We consider the problem of computing a sparse binary representation of an image. To be precise, given an image and an overcomplete, non-orthonormal basis, we aim to find a sparse binary vector indicating the minimal set of basis vectors that when added together best reconstruct the given input. We formulate this problem with an $L_2$ loss on the reconstruction error, and an $L_0$ (or, equivalently, an $L_1$) loss on the binary vector enforcing sparsity.
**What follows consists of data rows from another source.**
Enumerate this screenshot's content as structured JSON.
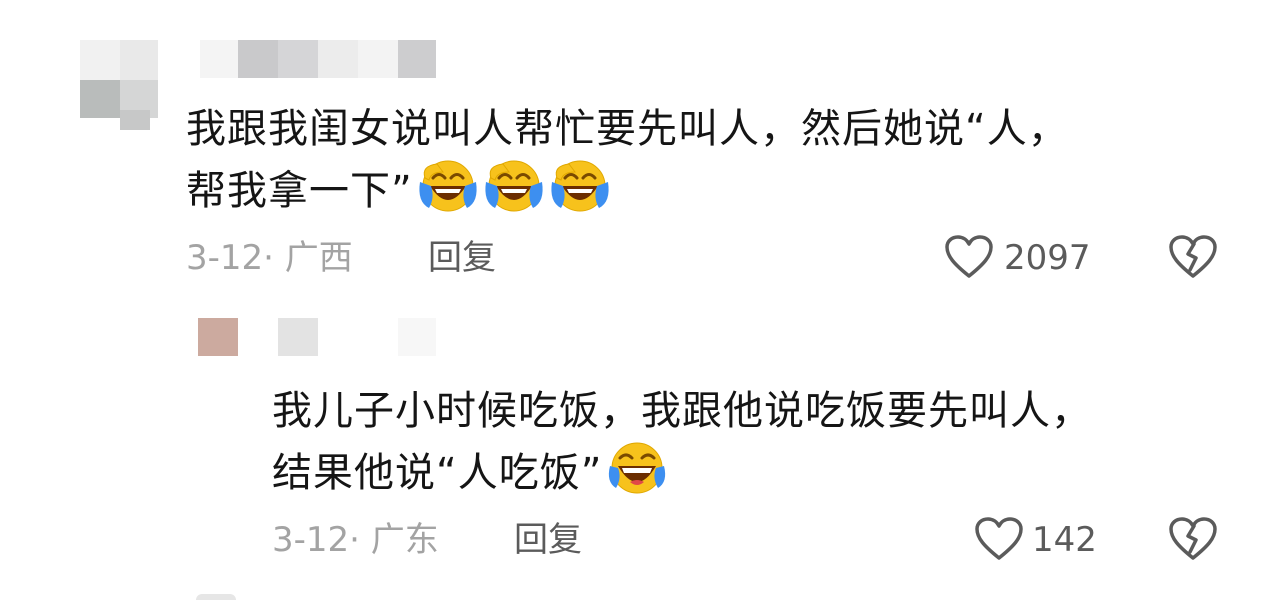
{
  "comments": [
    {
      "line1": "我跟我闺女说叫人帮忙要先叫人，然后她说“人，",
      "line2": "帮我拿一下”",
      "emoji_count": 3,
      "date_location": "3-12· 广西",
      "reply_label": "回复",
      "likes": "2097"
    },
    {
      "line1": "我儿子小时候吃饭，我跟他说吃饭要先叫人，",
      "line2": "结果他说“人吃饭”",
      "emoji_count": 1,
      "date_location": "3-12· 广东",
      "reply_label": "回复",
      "likes": "142"
    }
  ],
  "icons": {
    "like": "heart-outline-icon",
    "dislike": "broken-heart-icon",
    "laugh_cry": "face-with-tears-of-joy-icon",
    "laugh": "laughing-face-icon"
  },
  "colors": {
    "text": "#151515",
    "meta": "#a3a3a3",
    "action": "#5b5b5b",
    "emoji_face": "#f7c21c",
    "emoji_tear": "#3d8ff0"
  }
}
This yields a so-called Quadratic Unconstrained Binary Optimization (QUBO) problem, whose solution is generally NP-hard to find. The contribution of this work is twofold. First, the method of unsupervised and unnormalized dictionary feature learning for a desired sparsity level to best match the data is presented. Second, the binary sparse coding problem is then solved on the Loihi 1 neuromorphic chip by the use of stochastic networks of neurons to traverse the non-convex energy landscape. The solutions are benchmarked against the classical heuristic simulated annealing. We demonstrate neuromorphic computing is suitable for sampling low energy solutions of binary sparse coding QUBO models, and although Loihi 1 is capable of sampling very sparse solutions of the QUBO models, there needs to be improvement in the implementation in order to be competitive with simulated annealing.
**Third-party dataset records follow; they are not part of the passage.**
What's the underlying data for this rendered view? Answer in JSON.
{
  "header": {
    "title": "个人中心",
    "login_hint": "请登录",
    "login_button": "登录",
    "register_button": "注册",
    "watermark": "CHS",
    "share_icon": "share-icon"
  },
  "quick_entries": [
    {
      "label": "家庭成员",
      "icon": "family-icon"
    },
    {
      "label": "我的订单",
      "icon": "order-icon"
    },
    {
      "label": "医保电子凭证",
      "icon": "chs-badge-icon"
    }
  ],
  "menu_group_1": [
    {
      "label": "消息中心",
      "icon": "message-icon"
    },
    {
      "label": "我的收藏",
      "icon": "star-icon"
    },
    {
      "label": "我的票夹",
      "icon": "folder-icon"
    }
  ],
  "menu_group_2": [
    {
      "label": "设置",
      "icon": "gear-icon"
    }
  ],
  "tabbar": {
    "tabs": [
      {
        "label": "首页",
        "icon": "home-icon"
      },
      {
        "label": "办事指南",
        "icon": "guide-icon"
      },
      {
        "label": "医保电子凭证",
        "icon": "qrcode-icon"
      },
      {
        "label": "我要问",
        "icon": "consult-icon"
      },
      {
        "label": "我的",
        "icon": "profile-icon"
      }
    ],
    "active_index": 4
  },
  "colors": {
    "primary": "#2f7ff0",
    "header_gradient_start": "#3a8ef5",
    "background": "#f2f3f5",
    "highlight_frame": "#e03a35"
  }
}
翻译：我们考虑计算图像稀疏二进制表示的问题。具体而言，给定一幅图像和一个过完备的非标准正交基，我们的目标是找到一个稀疏二进制向量，该向量指示一组最小的基向量，当它们相加时能够最佳地重构给定的输入。我们通过重构误差的$L_2$损失和施加稀疏性的二进制向量的$L_0$（或等价地$L_1$）损失来形式化该问题。这产生了一个所谓的二次无约束二进制优化（QUBO）问题，其解通常为NP难问题。本工作的贡献有两方面。首先，提出了一种针对所需稀疏度的无监督且非归一化的字典特征学习方法，以最佳匹配数据。其次，通过使用随机神经元网络遍历非凸能量景观，在Loihi 1神经形态芯片上解决了二进制稀疏编码问题。这些解与经典启发式模拟退火进行了基准比较。我们证明，神经形态计算适用于对二进制稀疏编码QUBO模型的低能解进行采样，尽管Loihi 1能够对QUBO模型的非常稀疏解进行采样，但其实现仍需改进才能在竞争性上与模拟退火相媲美。